Disclaimer: Nothing "Lost" is mine.

Summery: Jack in the caves, at the end of Deus Ex Machina.

Right Then

There was an almost electric itch in Jack's fingers as he toyed with the lid of the makeshift medicine chest. He breathed slowly, deeply, trying to imitate the calm impassivity of the elusive Doctor that had been engraved into his mind since he was six. But it was no use- even as he forced his features into the thoughtful frown he knew so well, Jack could feel the fiery energy creep up his arms, feel the goosebumps ripple down his back and the hairs on the nape of his neck rise.

There was so much loaded into that sensation that for a moment, Jack was no longer in a damp cave on a forsaken island.

He was fourteen right then, and he was watching Amy Wright recite her report on polar bears. Amy with perfect tawny curls and clear green eyes, who's locker was beneath his. Amy, who he had been staring at for weeks, and who he was just, just beginning to consider asking if she'd like to go for ice cream. Amy Wright, who's father would be transferred to Ontario the next week, and who he would never see again.
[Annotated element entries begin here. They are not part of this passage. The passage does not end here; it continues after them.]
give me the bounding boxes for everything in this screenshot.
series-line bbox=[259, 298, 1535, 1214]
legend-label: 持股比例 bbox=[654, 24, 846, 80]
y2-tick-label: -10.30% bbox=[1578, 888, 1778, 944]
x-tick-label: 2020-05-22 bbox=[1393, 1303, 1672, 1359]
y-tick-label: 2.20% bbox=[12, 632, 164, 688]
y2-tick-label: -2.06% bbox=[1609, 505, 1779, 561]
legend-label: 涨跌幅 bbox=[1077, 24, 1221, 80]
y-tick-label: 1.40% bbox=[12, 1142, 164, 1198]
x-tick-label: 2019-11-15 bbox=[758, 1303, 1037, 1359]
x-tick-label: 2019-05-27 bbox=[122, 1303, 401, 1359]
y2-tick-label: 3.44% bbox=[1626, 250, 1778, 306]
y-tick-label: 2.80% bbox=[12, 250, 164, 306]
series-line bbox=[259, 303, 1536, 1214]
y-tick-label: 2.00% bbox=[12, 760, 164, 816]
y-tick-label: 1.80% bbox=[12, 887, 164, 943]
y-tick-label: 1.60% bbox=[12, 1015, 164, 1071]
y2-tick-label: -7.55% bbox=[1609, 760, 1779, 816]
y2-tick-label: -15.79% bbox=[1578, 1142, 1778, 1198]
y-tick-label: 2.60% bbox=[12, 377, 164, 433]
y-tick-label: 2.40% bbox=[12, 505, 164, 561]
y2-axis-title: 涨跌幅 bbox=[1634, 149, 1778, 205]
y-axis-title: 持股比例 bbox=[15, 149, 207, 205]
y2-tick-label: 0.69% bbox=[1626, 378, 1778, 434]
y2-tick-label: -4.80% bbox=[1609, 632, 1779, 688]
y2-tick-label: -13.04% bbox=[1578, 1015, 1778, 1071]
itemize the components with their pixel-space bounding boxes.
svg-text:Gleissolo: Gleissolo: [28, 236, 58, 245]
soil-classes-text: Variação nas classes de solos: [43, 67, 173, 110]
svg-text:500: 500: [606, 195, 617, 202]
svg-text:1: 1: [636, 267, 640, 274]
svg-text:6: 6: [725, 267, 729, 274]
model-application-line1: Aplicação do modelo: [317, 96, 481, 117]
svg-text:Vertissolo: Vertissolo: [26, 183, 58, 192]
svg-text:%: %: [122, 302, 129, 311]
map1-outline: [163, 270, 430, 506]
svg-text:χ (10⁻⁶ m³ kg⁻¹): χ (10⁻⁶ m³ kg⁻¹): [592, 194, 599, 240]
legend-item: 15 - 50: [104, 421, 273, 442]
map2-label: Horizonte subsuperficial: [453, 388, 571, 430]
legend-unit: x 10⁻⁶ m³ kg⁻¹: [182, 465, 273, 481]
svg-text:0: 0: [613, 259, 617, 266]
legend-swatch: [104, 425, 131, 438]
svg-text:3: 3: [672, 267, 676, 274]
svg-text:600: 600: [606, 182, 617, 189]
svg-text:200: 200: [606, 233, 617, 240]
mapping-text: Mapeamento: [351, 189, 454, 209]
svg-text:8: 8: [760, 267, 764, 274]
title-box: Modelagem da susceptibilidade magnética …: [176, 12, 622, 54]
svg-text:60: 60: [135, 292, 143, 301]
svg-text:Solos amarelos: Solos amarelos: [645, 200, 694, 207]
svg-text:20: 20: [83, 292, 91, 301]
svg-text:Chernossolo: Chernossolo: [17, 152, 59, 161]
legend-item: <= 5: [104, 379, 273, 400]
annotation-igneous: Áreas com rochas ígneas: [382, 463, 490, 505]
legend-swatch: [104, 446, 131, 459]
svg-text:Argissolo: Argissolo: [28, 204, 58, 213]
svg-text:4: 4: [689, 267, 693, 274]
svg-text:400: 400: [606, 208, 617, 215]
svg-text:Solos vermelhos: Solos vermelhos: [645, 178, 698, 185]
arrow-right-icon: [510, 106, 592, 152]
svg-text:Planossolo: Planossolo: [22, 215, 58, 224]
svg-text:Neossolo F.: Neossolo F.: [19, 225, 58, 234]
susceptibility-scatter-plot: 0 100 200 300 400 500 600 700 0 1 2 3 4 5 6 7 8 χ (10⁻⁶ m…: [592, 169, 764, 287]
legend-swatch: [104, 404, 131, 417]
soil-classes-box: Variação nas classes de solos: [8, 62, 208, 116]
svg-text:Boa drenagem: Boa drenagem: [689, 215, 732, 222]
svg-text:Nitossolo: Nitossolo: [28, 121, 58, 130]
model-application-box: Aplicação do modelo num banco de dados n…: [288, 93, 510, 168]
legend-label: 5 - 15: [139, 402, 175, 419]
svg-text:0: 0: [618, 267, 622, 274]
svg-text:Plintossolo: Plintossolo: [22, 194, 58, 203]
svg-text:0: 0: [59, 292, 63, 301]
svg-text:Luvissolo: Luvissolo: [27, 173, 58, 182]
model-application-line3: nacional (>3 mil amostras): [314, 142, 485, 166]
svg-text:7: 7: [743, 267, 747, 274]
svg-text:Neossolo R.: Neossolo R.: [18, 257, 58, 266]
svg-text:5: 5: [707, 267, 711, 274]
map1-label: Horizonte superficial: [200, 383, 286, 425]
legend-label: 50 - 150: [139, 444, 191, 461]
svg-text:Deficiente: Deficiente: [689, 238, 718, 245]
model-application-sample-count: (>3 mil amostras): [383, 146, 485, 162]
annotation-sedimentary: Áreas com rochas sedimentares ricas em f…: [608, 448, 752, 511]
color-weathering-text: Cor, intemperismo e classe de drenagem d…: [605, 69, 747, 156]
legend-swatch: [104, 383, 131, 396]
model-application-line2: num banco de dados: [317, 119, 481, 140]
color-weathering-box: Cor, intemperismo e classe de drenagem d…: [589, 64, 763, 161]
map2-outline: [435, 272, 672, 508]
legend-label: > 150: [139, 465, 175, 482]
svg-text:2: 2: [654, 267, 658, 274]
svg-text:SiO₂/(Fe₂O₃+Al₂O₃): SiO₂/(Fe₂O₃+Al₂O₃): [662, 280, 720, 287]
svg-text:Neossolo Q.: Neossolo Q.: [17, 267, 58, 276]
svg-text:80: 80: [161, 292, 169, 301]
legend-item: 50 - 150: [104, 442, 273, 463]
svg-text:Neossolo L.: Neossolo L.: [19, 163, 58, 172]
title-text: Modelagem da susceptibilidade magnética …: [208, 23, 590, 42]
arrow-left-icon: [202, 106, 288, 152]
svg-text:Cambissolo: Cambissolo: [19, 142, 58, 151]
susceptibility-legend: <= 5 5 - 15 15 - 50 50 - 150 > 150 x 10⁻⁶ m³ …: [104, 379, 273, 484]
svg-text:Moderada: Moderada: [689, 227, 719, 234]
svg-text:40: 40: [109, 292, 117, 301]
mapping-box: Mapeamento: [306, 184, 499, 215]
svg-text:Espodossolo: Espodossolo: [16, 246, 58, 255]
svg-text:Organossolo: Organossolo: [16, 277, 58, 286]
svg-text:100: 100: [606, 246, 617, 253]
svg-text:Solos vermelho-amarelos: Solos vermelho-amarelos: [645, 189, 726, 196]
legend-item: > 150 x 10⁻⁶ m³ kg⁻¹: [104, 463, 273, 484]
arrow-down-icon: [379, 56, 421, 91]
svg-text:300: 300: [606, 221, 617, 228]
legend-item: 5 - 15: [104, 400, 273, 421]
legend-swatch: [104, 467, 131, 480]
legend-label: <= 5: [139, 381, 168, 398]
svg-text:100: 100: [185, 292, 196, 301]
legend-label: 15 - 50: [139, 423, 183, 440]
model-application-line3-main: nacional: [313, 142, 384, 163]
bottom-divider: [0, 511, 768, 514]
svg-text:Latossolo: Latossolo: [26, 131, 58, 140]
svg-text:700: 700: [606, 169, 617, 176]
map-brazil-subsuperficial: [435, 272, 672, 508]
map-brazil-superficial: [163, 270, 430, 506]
Right then, Jack was twenty, and sitting at a bar with a blind date. She was a dull girl with a dull major and a dull job, about which Jack was now getting an earful. He nodded and chuckled mindlessly whenever she took a long enough breath, and daydreamed about Maddie. Maddie was his partner in geology lab, and she was hauling Jack through the coarse by the skin of her teeth since Jack couldn't give the price of tea in China about rocks. But he showed up every time, at first because it was a college course and he'd never been able to ditch classes, and then because Maddie was tall and dark and she gripped his wrist so firmly when he was about to combine powders that would reduce the lab to rubble. She was handsome more than she was pretty, and she walked with an impeccable posture that made Jack decide she was a dancer. This was Maddie, who would laugh kindly when Jack stopped clearing his throat enough to ask her out, and say sorry, he was sweet but not really his type. Hey, no hard feelings...

And right then, Jack was twenty-eight. Twenty-eight, and holding the pale, bony hand of the woman who's life he had just saved. Her name was Sarah, he read on her chart, with eyes grainy and bloodshot. He had been in surgery with her for almost half a day, and now he was waiting for her to wake up. Jack didn't know quite why he was there, could scarcely remember shuffling through Recovery in his sweat soaked scrubs to sit by her bed. He visited his patients before they were discharged, if he had the time, but he had never followed them into Recovery while they were still unconscious. He suddenly realized his legs were trembling despite their first rest in hours, trembling from exhaustion and something like an itch that was distantly familiar. Jack sighed slowly, knowing he needed sleep, that he at least ought to change his blood-splattered tunic, but he looked again at Sarah's face and stayed where he was. Her chest rose and fell, silent and steady, as he had prayed it to for what seemed like forever. He could see the bulges of the heavy gauze under the thin vinyl hospital gown, the dotted pattern shifting with every breath. Jack shifted her hand in his, wondering at how smooth and dry her palm was, studying the amber freckles dusting her knuckles. And when, after hours perched motionless on the ruthless metal stool, he felt her fingers grip his in answer, his heart almost froze from the thrill.

Jack started, disoriented from his life-long moment of memory. He gazed back down into the tin chest, forcing himself to concentrate on how many more bottles of aspirin remained, about what they would do when the alcohol ran out. His heart was pounding in answer to his crippling excitement, and he was starting,ever so slightly, to shiver.

And unbidden, Jack was drawn back to one month ago. Sweating in sudden realization of his injury and the unbelievable heat of this terrible paradise, he looked up in dread as he heard the jungle thrash. To see the dazed, terrified woman stumbling aimlessly through the thickets before him. The woman with the long, rippling hair who had sewn the curtains in her living room on a sewing machine. Who's name was Kate, and who had many, many secrets.

Who's footsteps were now behind him, echoing in the vastness of the cave.